Marsden success for Dr Melanie Johnston-Hollitt

Murchison Widefield Array radio telescope field by moonlight
Murchison Widefield Array radio telescope field. Photo credit Chris Thorne.

Dr Melanie Johnston-Hollitt was this week named as one of the recipients of the prestigious Marsden Fund for 2012.

The Marsden grant will allow Dr Johnston-Hollitt to pursue some of the most important questions in astrophysics through her work with the Square Kilometre Array (SKA), the largest radio astronomy telescope project in the world, currently under pre-construction in Australia and South Africa.

As a partner in the SKA, New Zealand will contribute to some of the largest sky surveys ever done. Dr Johnston-Hollitt and Sydney-based astronomer Professor Ray Norris from CSIRO will embark on this ambitious project using two SKA pre-cursor telescopes to catalogue the characteristics and locations of diffuse radio emissions in galaxy clusters. These emissions will be in the form of cluster relics - believed to be the result of shockwaves left by colliding galaxy clusters, or radio halos - shown by clusters that are merging or disturbed.
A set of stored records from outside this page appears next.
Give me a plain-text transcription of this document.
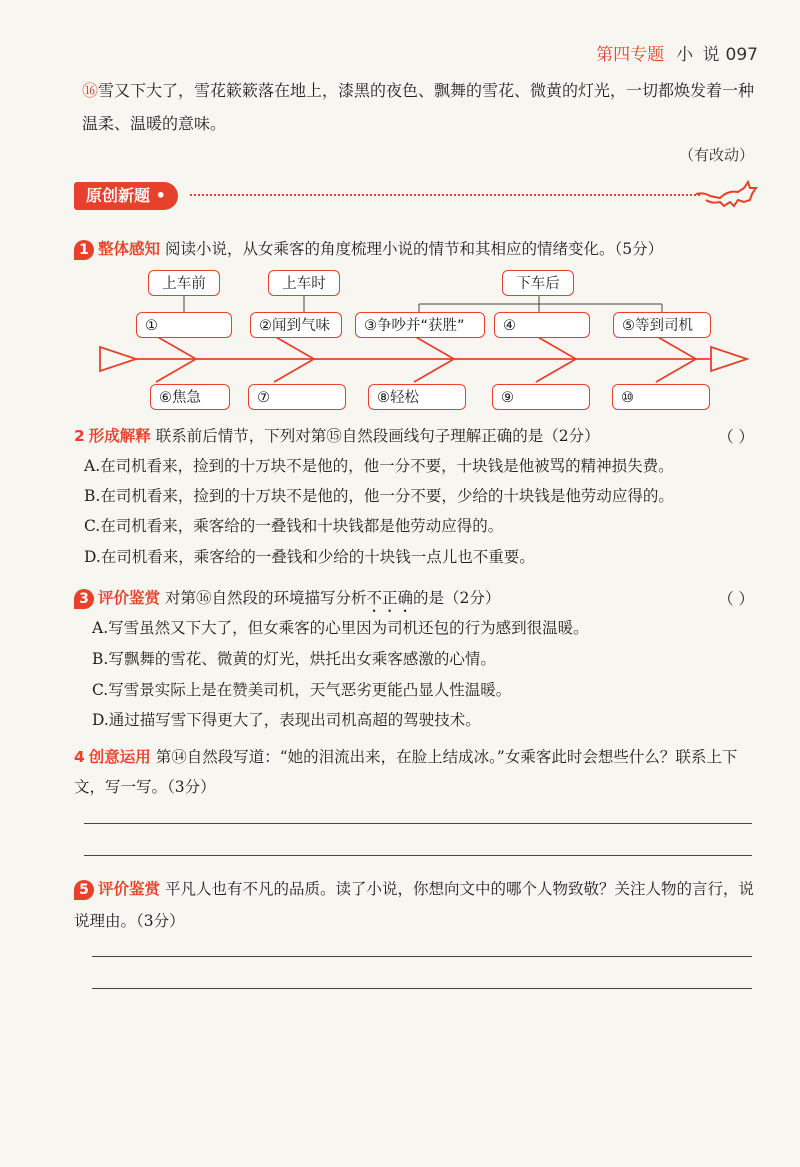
第四专题 小 说 097
⑯雪又下大了，雪花簌簌落在地上，漆黑的夜色、飘舞的雪花、微黄的灯光，一切都焕发着一种温柔、温暖的意味。
（有改动）
原创新题 •
1 整体感知 阅读小说，从女乘客的角度梳理小说的情节和其相应的情绪变化。（5分）
上车前	上车时	下车后
①	②闻到气味	③争吵并“获胜”	④	⑤等到司机
⑥焦急	⑦	⑧轻松	⑨	⑩
2 形成解释 联系前后情节，下列对第⑮自然段画线句子理解正确的是（2分）	（ ）
A.在司机看来，捡到的十万块不是他的，他一分不要，十块钱是他被骂的精神损失费。
B.在司机看来，捡到的十万块不是他的，他一分不要，少给的十块钱是他劳动应得的。
C.在司机看来，乘客给的一叠钱和十块钱都是他劳动应得的。
D.在司机看来，乘客给的一叠钱和少给的十块钱一点儿也不重要。
3 评价鉴赏 对第⑯自然段的环境描写分析不正确的是（2分）	（ ）
A.写雪虽然又下大了，但女乘客的心里因为司机还包的行为感到很温暖。
B.写飘舞的雪花、微黄的灯光，烘托出女乘客感激的心情。
C.写雪景实际上是在赞美司机，天气恶劣更能凸显人性温暖。
D.通过描写雪下得更大了，表现出司机高超的驾驶技术。
4 创意运用 第⑭自然段写道：“她的泪流出来，在脸上结成冰。”女乘客此时会想些什么？联系上下文，写一写。（3分）
5 评价鉴赏 平凡人也有不凡的品质。读了小说，你想向文中的哪个人物致敬？关注人物的言行，说说理由。（3分）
The data collected will help answer such fundamental questions as how large-scale magnetic fields in the universe are formed.

Victoria University Vice-Chancellor Professor Pat Walsh is delighted with the result.

"The Marsden grant process is a highly competitive one, and the successful Victoria researchers should be very proud.

"The University prides itself on its ground-breaking and highly relevant research, research which creates new knowledge for the benefit of society."